Zwei Methoden gegenübergestellt

Publiziert am 24.08.2017 von Simone Klement

Die Methode, die die einzig richtige ist, gibt es nicht! Es gibt unterschiedliche Situationen, für die sich jeweils Erzählen oder Vorlesen besser eignen. Beide Methoden fördern Kinder – nicht nur sprachlich sondern auch in ihrer Kreativität, in ihren sozialen Kompetenzen und in ihrer Fantasie. Daher ran an die Bücher und ans Kamishibai!

Erzählen vs Vorlesen

Die Fantasie wird beflügelt, die Kreativität gefördert, soziale Kompetenzen erweitert und die Sprache geschult: Beides, das Erzählen – mit oder ohne Kamishibai – und das Vorlesen aus Büchern, fördert die Sprachentwicklung bei Kindern ganz besonders. Es fördert sie nur auf verschiedene Weise und teils in unterschiedlichen Bereichen.

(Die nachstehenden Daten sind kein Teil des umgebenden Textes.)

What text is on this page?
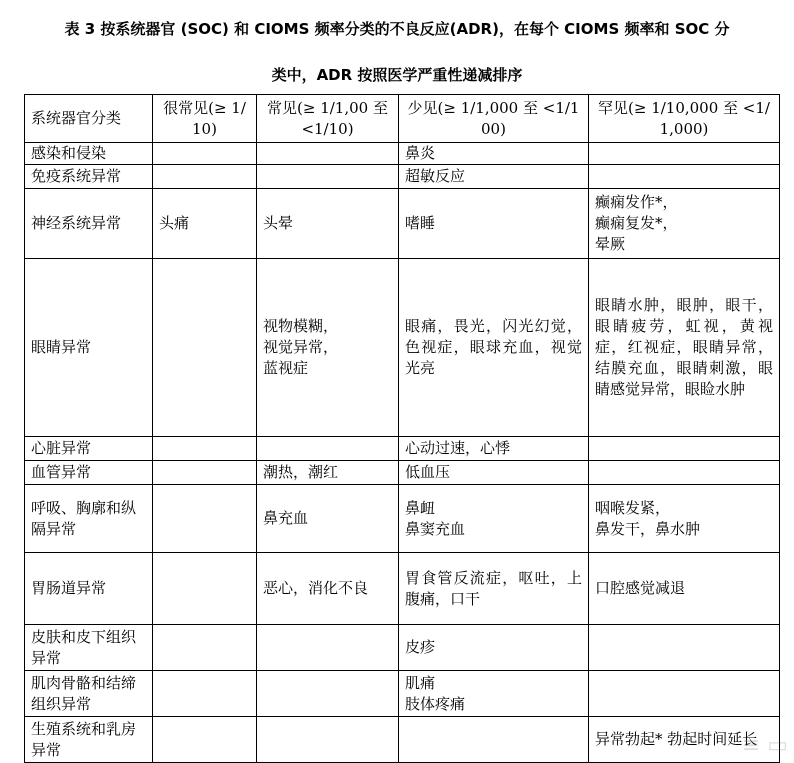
表 3 按系统器官 (SOC) 和 CIOMS 频率分类的不良反应(ADR)，在每个 CIOMS 频率和 SOC 分
类中，ADR 按照医学严重性递减排序
系统器官分类	很常见(≥ 1/10)	常见(≥ 1/1,00 至 <1/10)	少见(≥ 1/1,000 至 <1/100)	罕见(≥ 1/10,000 至 <1/1,000)
感染和侵染			鼻炎	
免疫系统异常			超敏反应	
神经系统异常	头痛	头晕	嗜睡	癫痫发作*，
癫痫复发*，
晕厥
眼睛异常		视物模糊，
视觉异常，
蓝视症	眼痛，畏光，闪光幻觉，色视症，眼球充血，视觉光亮	眼睛水肿，眼肿，眼干，眼睛疲劳，虹视，黄视症，红视症，眼睛异常，结膜充血，眼睛刺激，眼睛感觉异常，眼睑水肿
心脏异常			心动过速，心悸	
血管异常		潮热，潮红	低血压	
呼吸、胸廓和纵隔异常		鼻充血	鼻衄
鼻窦充血	咽喉发紧，
鼻发干，鼻水肿
胃肠道异常		恶心，消化不良	胃食管反流症，呕吐，上腹痛，口干	口腔感觉减退
皮肤和皮下组织异常			皮疹	
肌肉骨骼和结缔组织异常			肌痛
肢体疼痛	
生殖系统和乳房异常				异常勃起* 勃起时间延长
≡ ▭
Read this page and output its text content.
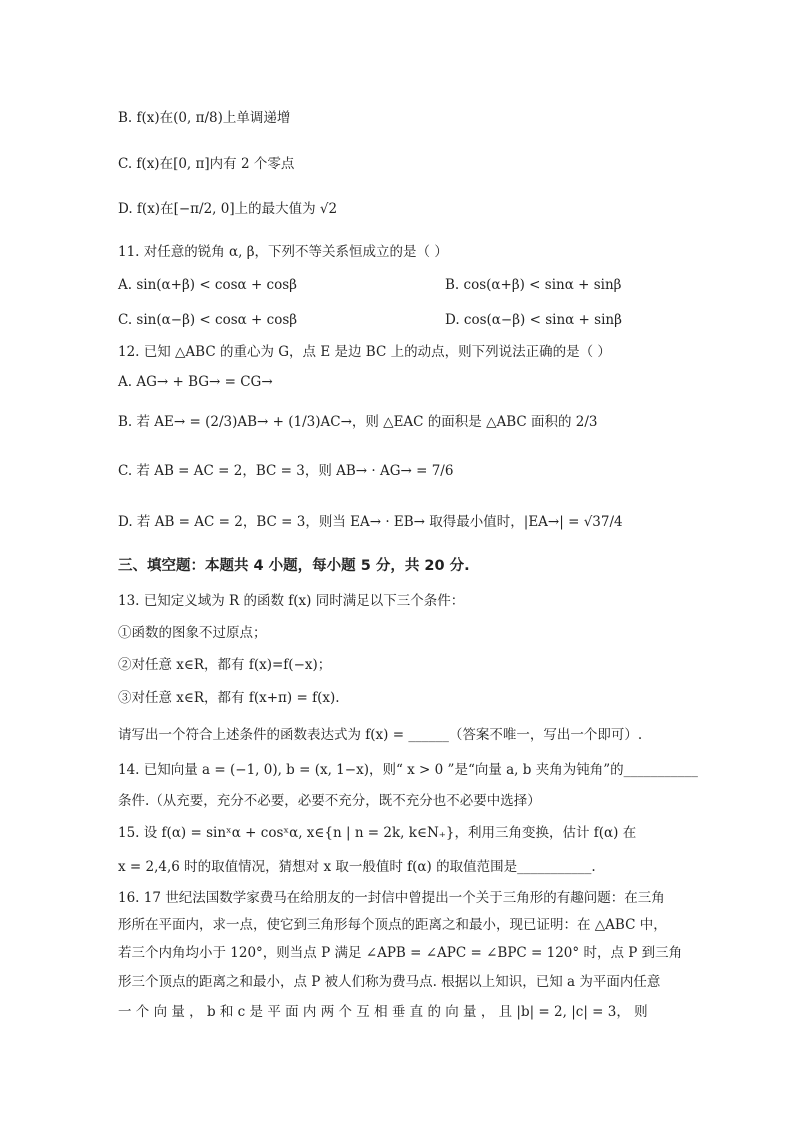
B. f(x)在(0, π/8)上单调递增
C. f(x)在[0, π]内有 2 个零点
D. f(x)在[−π/2, 0]上的最大值为 √2
11. 对任意的锐角 α, β，下列不等关系恒成立的是（ ）
A. sin(α+β) < cosα + cosβ	B. cos(α+β) < sinα + sinβ
C. sin(α−β) < cosα + cosβ	D. cos(α−β) < sinα + sinβ
12. 已知 △ABC 的重心为 G，点 E 是边 BC 上的动点，则下列说法正确的是（ ）
A. AG→ + BG→ = CG→
B. 若 AE→ = (2/3)AB→ + (1/3)AC→，则 △EAC 的面积是 △ABC 面积的 2/3
C. 若 AB = AC = 2，BC = 3，则 AB→ · AG→ = 7/6
D. 若 AB = AC = 2，BC = 3，则当 EA→ · EB→ 取得最小值时，|EA→| = √37/4
三、填空题：本题共 4 小题，每小题 5 分，共 20 分.
13. 已知定义域为 R 的函数 f(x) 同时满足以下三个条件：
①函数的图象不过原点；
②对任意 x∈R，都有 f(x)=f(−x)；
③对任意 x∈R，都有 f(x+π) = f(x).
请写出一个符合上述条件的函数表达式为 f(x) = ______（答案不唯一，写出一个即可）.
14. 已知向量 a = (−1, 0), b = (x, 1−x)，则“ x > 0 ”是“向量 a, b 夹角为钝角”的___________
条件.（从充要，充分不必要，必要不充分，既不充分也不必要中选择）
15. 设 f(α) = sinˣα + cosˣα, x∈{n | n = 2k, k∈N₊}，利用三角变换，估计 f(α) 在
x = 2,4,6 时的取值情况，猜想对 x 取一般值时 f(α) 的取值范围是___________.
16. 17 世纪法国数学家费马在给朋友的一封信中曾提出一个关于三角形的有趣问题：在三角
形所在平面内，求一点，使它到三角形每个顶点的距离之和最小，现已证明：在 △ABC 中，
若三个内角均小于 120°，则当点 P 满足 ∠APB = ∠APC = ∠BPC = 120° 时，点 P 到三角
形三个顶点的距离之和最小，点 P 被人们称为费马点. 根据以上知识，已知 a 为平面内任意
一 个 向 量 ， b 和 c 是 平 面 内 两 个 互 相 垂 直 的 向 量 ， 且 |b| = 2, |c| = 3， 则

Erzählen mit dem Kamishibai

Das Erzählen mit dem Kamishibai eignet sich für eine größere Anzahl von Kindern. Durch das DIN A3-Format sind die Bilder für viele Kinder zu sehen und durch das Erzähltheater bekommt das Erzählen etwas Besonderes, es wird sozusagen zum „Kinobesuch ohne Strom“: Die Kinder machen es sich vor dem Erzähltheater gemütlich und wenn die Flügeltüren des Theaters geöffnet werden, geht es los! Die Vorstellung kann beginnen – teils vielleicht sogar mit einem typischen Einleitungs-Ritual für die Erzählstunde: vielleicht ein Gong der Klangschale oder ein kleiner Vers zu Beginn jeder Geschichte. Fürs freie Erzählen im Kamishibai muss die Geschichte, die erzählt wird, dem Erzähler bekannt sein, damit eine gute Interaktion mit dem „Publikum“ möglich ist. Dies ist ein Vorteil des freien Erzählens: Der Erzähler ist in direktem Kontakt mit seinen kleinen Zuhörern und kann auf deren Reaktionen eingehen. Deshalb empfehlen wir fürs Erzählen mit dem Kamishibai auch immer das freie Sprechen. Haben die Kinder vielleicht gerade einen Zusammenhang nicht verstanden? Dann wird diese Stelle nochmal erzählt! Finden die Kinder eine Stelle besonders lustig? Dann kann dieser Teil der Geschichte etwas ausgebaut werden. Immer möglich sind hierbei auch Mitmach-Chancen, beispielsweise können bei einem Märchen mit Tieren die Tierstimmen nachgemacht werden oder kurze Sequenzen können szenisch umgesetzt werden. Der Erzähler muss sich hierbei nicht auf einen Text konzentrieren, den er vorliest, und so ist mehr Interaktion mit den Kindern möglich.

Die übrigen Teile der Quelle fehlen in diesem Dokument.